11. O Congresso Nacional está discutindo a chamada MP da grilagem de terra. A Frente Parlamentar do Meio Ambiente é contra e tenta bloquear a proposta. E o senhor, o que pensa a respeito?

Esse projeto de lei legaliza o roubo de terras públicas, em vez de tornar mais rigorosa a política de apropriação de terras no Brasil. O que se está fazendo é uma nova corrida para o oeste, o primeiro que chegar e declarar que é dono da terra ganha pela força, usando jagunços, usando todos os tipos de expedientes, inclusive falsificando papéis. Já se sabe que a presença do Estado de direito na Amazônia é muito frágil, então todo tipo de bandidagem acontece. Aí ficam falando em defender a Amazônia contra a teoria conspiratória, contra países que querem invadir... Não precisa, a Amazônia já foi invadida pelo pior tipo de gente, traficantes de droga, madeireiras internacionais piratas, traficantes de pessoas. Estamos esperando que o Estado brasileiro, o governo federal, o parlamento, cumpras seu papel em relação a isso. Nós estamos cumprindo com o nosso, que é denunciar esse projeto de lei. Isso não pode ser discutido dessa forma, é preciso ter um grande trabalho nacional. 

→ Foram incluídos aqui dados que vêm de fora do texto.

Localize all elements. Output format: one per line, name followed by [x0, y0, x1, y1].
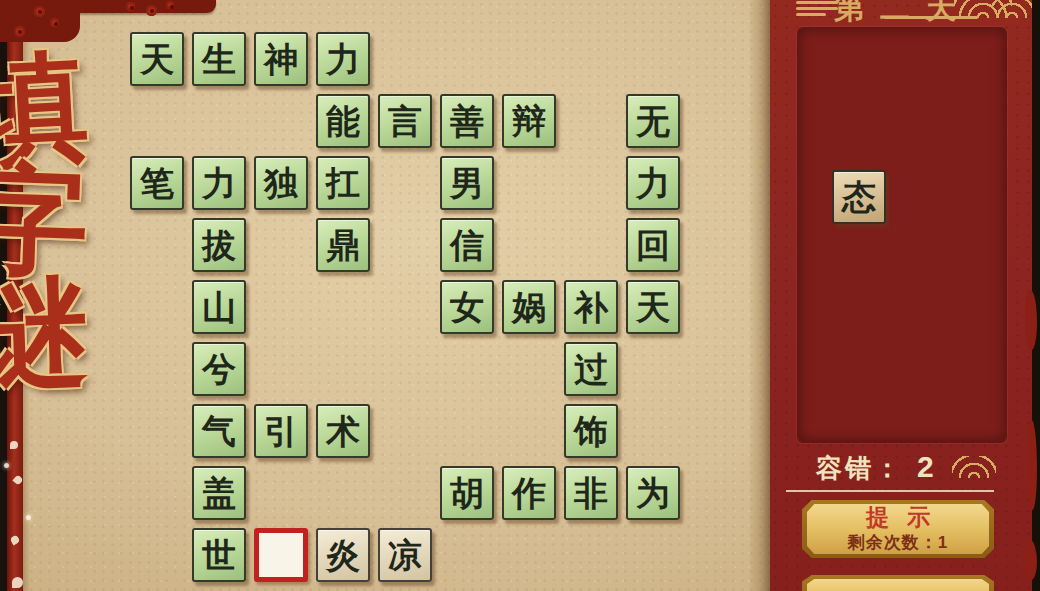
- fixed-tile: 能: [316, 94, 370, 148]
- fixed-tile: 娲: [502, 280, 556, 334]
- fixed-tile: 辩: [502, 94, 556, 148]
- hint-button-face: 提示 剩余次数：1: [807, 504, 989, 554]
- fixed-tile: 力: [626, 156, 680, 210]
- blossom-icon: [34, 6, 45, 17]
- next-action-button[interactable]: [802, 575, 994, 591]
- cloud-scales-icon: [952, 456, 996, 478]
- fixed-tile: 补: [564, 280, 618, 334]
- hint-button-label: 提示: [848, 504, 948, 530]
- fixed-tile: 胡: [440, 466, 494, 520]
- blossom-icon: [126, 2, 135, 11]
- game-title-char-2: 字: [0, 161, 82, 283]
- placed-tile[interactable]: 凉: [378, 528, 432, 582]
- fixed-tile: 信: [440, 218, 494, 272]
- error-tolerance-label: 容错：: [816, 453, 903, 483]
- fixed-tile: 力: [316, 32, 370, 86]
- fixed-tile: 引: [254, 404, 308, 458]
- hint-remaining-label: 剩余次数：: [848, 533, 938, 552]
- fixed-tile: 盖: [192, 466, 246, 520]
- fixed-tile: 作: [502, 466, 556, 520]
- tile-tray: 态: [797, 27, 1007, 443]
- fixed-tile: 独: [254, 156, 308, 210]
- fixed-tile: 气: [192, 404, 246, 458]
- next-action-button-face: [807, 579, 989, 591]
- sparkle-decoration: [4, 463, 9, 468]
- fixed-tile: 男: [440, 156, 494, 210]
- game-title-char-1: 填: [0, 49, 83, 173]
- hint-remaining: 剩余次数：1: [848, 531, 948, 554]
- fixed-tile: 扛: [316, 156, 370, 210]
- tray-tile[interactable]: 态: [832, 170, 886, 224]
- sparkle-decoration: [26, 515, 31, 520]
- fixed-tile: 生: [192, 32, 246, 86]
- cloud-scales-icon: [992, 0, 1032, 18]
- fixed-tile: 无: [626, 94, 680, 148]
- blossom-icon: [146, 5, 157, 16]
- fixed-tile: 非: [564, 466, 618, 520]
- petal-decoration: [10, 441, 18, 449]
- fixed-tile: 山: [192, 280, 246, 334]
- fixed-tile: 兮: [192, 342, 246, 396]
- fixed-tile: 善: [440, 94, 494, 148]
- fixed-tile: 过: [564, 342, 618, 396]
- fixed-tile: 为: [626, 466, 680, 520]
- placed-tile[interactable]: 炎: [316, 528, 370, 582]
- fixed-tile: 力: [192, 156, 246, 210]
- papercut-motif: [1024, 540, 1037, 580]
- fixed-tile: 天: [626, 280, 680, 334]
- fixed-tile: 笔: [130, 156, 184, 210]
- fixed-tile: 饰: [564, 404, 618, 458]
- fixed-tile: 世: [192, 528, 246, 582]
- tolerance-underline: [786, 490, 994, 492]
- fixed-tile: 术: [316, 404, 370, 458]
- blossom-icon: [166, 1, 174, 9]
- hint-remaining-value: 1: [938, 533, 948, 552]
- error-tolerance-value: 2: [917, 450, 934, 483]
- game-title-char-3: 谜: [0, 274, 82, 396]
- fixed-tile: 回: [626, 218, 680, 272]
- fixed-tile: 拔: [192, 218, 246, 272]
- fixed-tile: 神: [254, 32, 308, 86]
- fixed-tile: 女: [440, 280, 494, 334]
- blossom-icon: [50, 18, 59, 27]
- blossom-icon: [14, 26, 25, 37]
- fixed-tile: 鼎: [316, 218, 370, 272]
- game-screen: 填 字 谜 天生神力能言善辩无笔力独扛男力拔鼎信回山女娲补天兮过气引术饰盖胡作非…: [0, 0, 1040, 591]
- hint-button[interactable]: 提示 剩余次数：1: [802, 500, 994, 558]
- error-tolerance: 容错：2: [816, 450, 934, 486]
- active-empty-slot[interactable]: [254, 528, 308, 582]
- fixed-tile: 言: [378, 94, 432, 148]
- petal-decoration: [12, 577, 23, 588]
- fixed-tile: 天: [130, 32, 184, 86]
- parchment-right-edge: [748, 0, 770, 591]
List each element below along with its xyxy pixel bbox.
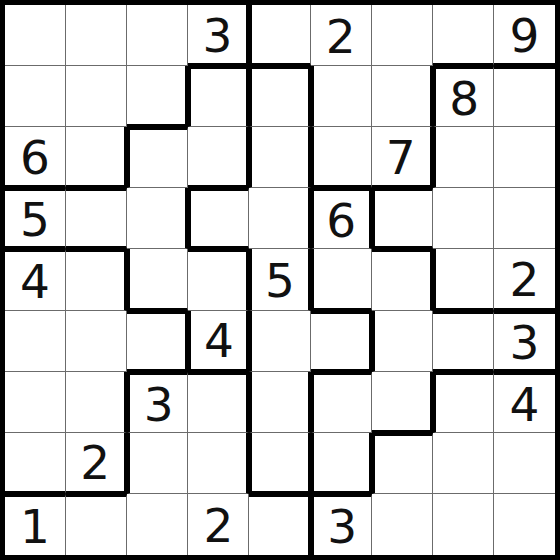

12. O que pode acontecer a médio e longo prazos caso não haja mudanças

Estamos vivendo o século das viroses que ameaçam a humanidade exatamente por conta do desflorestamento no planeta inteiro, da ocupação irresponsável de terras virgens sem nenhum critério, sem manutenção do equilíbrio do ecossistema. Essa pandemia do Covid-19 é só um aviso. Já tivemos várias nas duas décadas deste século. Já tivemos a síndrome do Oriente médio (MERS), a síndrome da Ásia (SARS), que também são coronavírus, tivemos o ebola na África. Nossa sorte é que o coronavírus, este de agora, não tem a mesma letalidade do ebola, mas nós não estamos livres de chegar um novo vírus como ele.

Essa pandemia está mostrando que, ou você ganha a população para ajudar as autoridades sanitárias a resolver o problema, ou vai tudo pro beleléu. É preciso a participação de todos para se construir as premissas de uma sociedade que possa enfrentar, neste século XXI, desafios que nem temos ideia de como virão. Essas duas primeiras décadas já estão sinalizando problemas graves. Só no Brasil, a cada seis meses temos uma novidade. A última foi o óleo que veio parar na praia. Antes disso foi a tragédia de Brumadinho, seguindo-se à tragédia de Barcarena, no Pará, e à de Mariana. Quer dizer, agora nós estamos sempre lidando com esses desafios. Por quê? Porque a espécie humana de fato desequilibrou o ecossistema e tem que aprender que não é assim, que tem que ter um diálogo com a natureza, visto que nós estamos dentro dela. 

Os nossos processos atuais de produção e consumo estão exaurindo o planeta, e a natureza, que é um organismo vivo, tem suas maneiras de fazer compensações. E ela faz. E quando faz, não pergunta aos seres humanos o que deve fazer, ela simplesmente faz. E essa nova era de extremos climáticos causados pelo aquecimento global já é um indício de que a natureza está procurando seus caminhos.